Protests from indies as Sony’s EU acquisition of EMI Music Publishing is green-lit
This is despite an attempt by European independent labels, publishers and trade groups to stop the sale, or at least force Sony to sell off some assets to dilute its market share.
Sony, which already owns 30% of EMP, can buy a further 60% from Mubadala Investment Company, a deal which it made public in May.
EMP is registered in the Cayman Islands.
The Michael Jackson estate, which owned the remaining 10%, had in July already agreed to sell its stake for $287.5 million.
Sony Corp. president and CEO Kenichiro Yoshida, noting the current resurgence of the music business, said at the time, “In the entertainment space, we are focusing on building a strong IP portfolio, and I believe this acquisition will be a particularly significant milestone for our long-term growth.”
The growth of pop and R&B/hip hop has meant that hit songs these days are more likely written by team’s of writers, rather than the act itself, and generates much revenue for writers and publishers.
The Commission said in a statement that an investigation “concluded that the transaction would raise no competition concerns in any of the affected markets and cleared the case unconditionally.”
It explained: “It will not increase Sony’s market power vis-a-vis online platforms; because it doesn’t lead to any increase in market share.”
Sony was so confident the sale would be authorised that it didn’t even offer any concessions to get it through.
When the sale goes through by the end of 2018, it will double its publishing song catalogue of songs from 2.16 million to 4.21 million, adding to its existing Sony/ATV repertoire.
It will mean that the same company now owns the world’s biggest music publisher and the world’s second largest record company. (after Universal Music Group).
The IMPALA trade group responded in a strongly worded statement, disagreeing with the Commission’s decision and warning it sent “an alarming message”.
Its executive chair Helen Smith said, “This goes against the regulator’s own precedents.
“In 2012, it ruled that divestments were required for Sony to become a minority shareholder.
“Now that Sony is acquiring 100% control of EMI, it is being given unconditional approval.
“This is inconsistent and simply doesn’t stack up. It is a poor advert for European merger control and sends an alarming message to independent businesses in all sectors, not just music.”
“This is bad news for the music sector and the digital single market.
“Sony will have a near monopoly over the charts and the whole music value chain will lose out as a result.
“Songwriters, composers, independent labels and publishers, digital services, and of course music fans, will all be worse off.

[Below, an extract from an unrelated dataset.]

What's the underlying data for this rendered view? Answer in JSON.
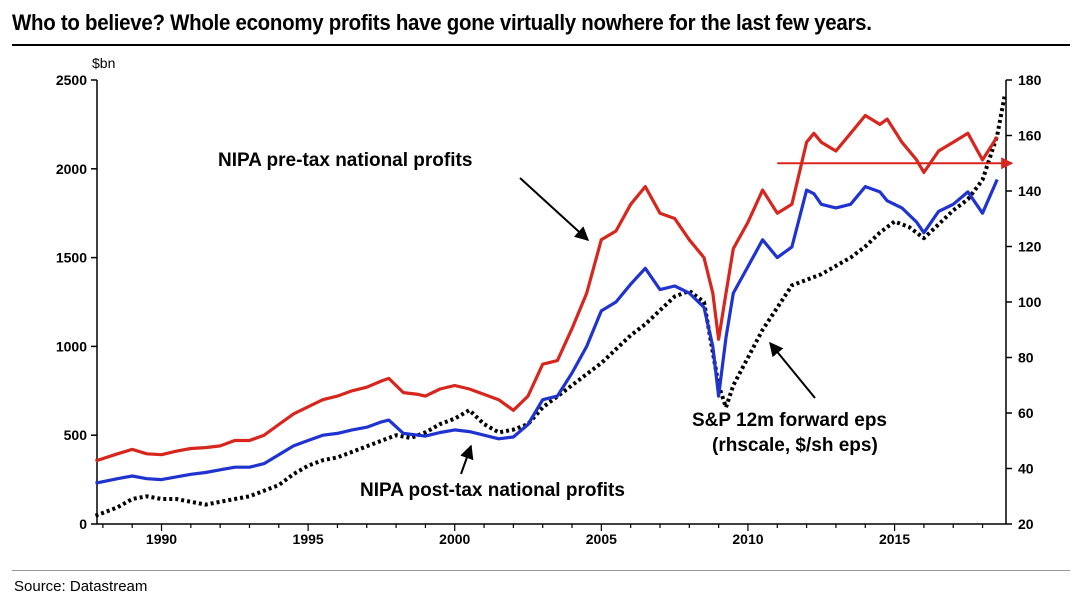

“This decision has dealt a significant blow to innovation and cultural diversity in Europe.”
It is not known if IMPALA will appeal this decision, in the way it did in 2004 when Sony and BMG merged.
It won the appeal, but the decision was overturned three years later.
In 2011, IMPALA lodged a complaint when Universal Music Group made moves to buy out EMI Music.
As a result, Universal had to get rid of its Parlophone Label Group (now owned by Warner Music Group) and further had to sell $100 million worth of assets to the independent sector.